The law that restricts parking has been in effect since 2021, and now, two years later, it seems that no solutions are provided for those thousands of travelers who have made the trip to Portugal from their home countries. We made a trip to Algarve in January 2023, and I can confirm that yes, there are a few camp sites and motorhome parks on the south coast where all vehicles are welcome, but even in January they tend to be fully booked. Thousands of travelers are left without legal choices for parking during the night.
German supermarket chain Lidl is an exception. It has reserved space for a few campervans at the car park of each grocery store on the south coast.
So, the situation is not exactly ideal both for local people and businesses who would like to earn something from visitors, and for travelers who would like to contribute to the local economy.
Large car parks in destinations like Sagres (in Algarve, south coast of Portugal) that earlier were available for campervans and motorhomes are now explicitly forbidden from parking during the night (10 pm – 8 am). That’s correct, even parking is prohibited. It means that large public car parks are completely empty during nights. Village residents and businesses are left empty handed. The money that visitors would spend, for instance, to dining or breakfast is not spent at all in the town. Perhaps that money is spent at a Lidl grocery store located in a nearby town.
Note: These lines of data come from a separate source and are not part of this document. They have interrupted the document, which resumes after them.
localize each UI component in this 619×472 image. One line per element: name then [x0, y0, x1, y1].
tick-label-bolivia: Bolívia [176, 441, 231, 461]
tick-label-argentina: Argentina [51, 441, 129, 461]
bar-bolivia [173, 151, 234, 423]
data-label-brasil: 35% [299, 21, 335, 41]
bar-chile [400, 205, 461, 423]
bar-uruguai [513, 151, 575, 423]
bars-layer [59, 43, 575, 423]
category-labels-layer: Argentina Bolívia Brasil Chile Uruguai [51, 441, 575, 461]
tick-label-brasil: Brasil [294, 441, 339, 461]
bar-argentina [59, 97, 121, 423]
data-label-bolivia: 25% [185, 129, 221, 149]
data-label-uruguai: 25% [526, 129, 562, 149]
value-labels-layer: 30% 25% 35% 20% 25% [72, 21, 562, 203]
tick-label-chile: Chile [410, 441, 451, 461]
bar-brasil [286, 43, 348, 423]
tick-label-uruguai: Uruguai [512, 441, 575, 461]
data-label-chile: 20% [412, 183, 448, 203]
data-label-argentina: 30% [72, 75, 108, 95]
I perfectly understand why a region wants to set rules for wild camping, and residents don’t necessarily want bus-size motorhomes to block their sea views. Solutions in other countries, such as in France and Spain are simple. Commercial caravan parks are easy to find practically everywhere, even on mountains. Villages and towns that want to attract visitors provide free parking for campervans at dedicated sites out of town center. Others collect a small fee for a 24 hour campervan parking ticket near the town center. In central France, we once stayed in a village car park that asked for a voluntary contribution from motorhomes. They got it.
Should you drive your motorhome to Portugal? Yes, it is a marvelous destination. If you are used to driving around, exploring, and deciding on the fly where to stay a night, you need a new strategy. For traveling in Portugal, plan and reserve your stays before you go. Especially the south coast, the Algarve province, is a very popular winter destination for road travelers.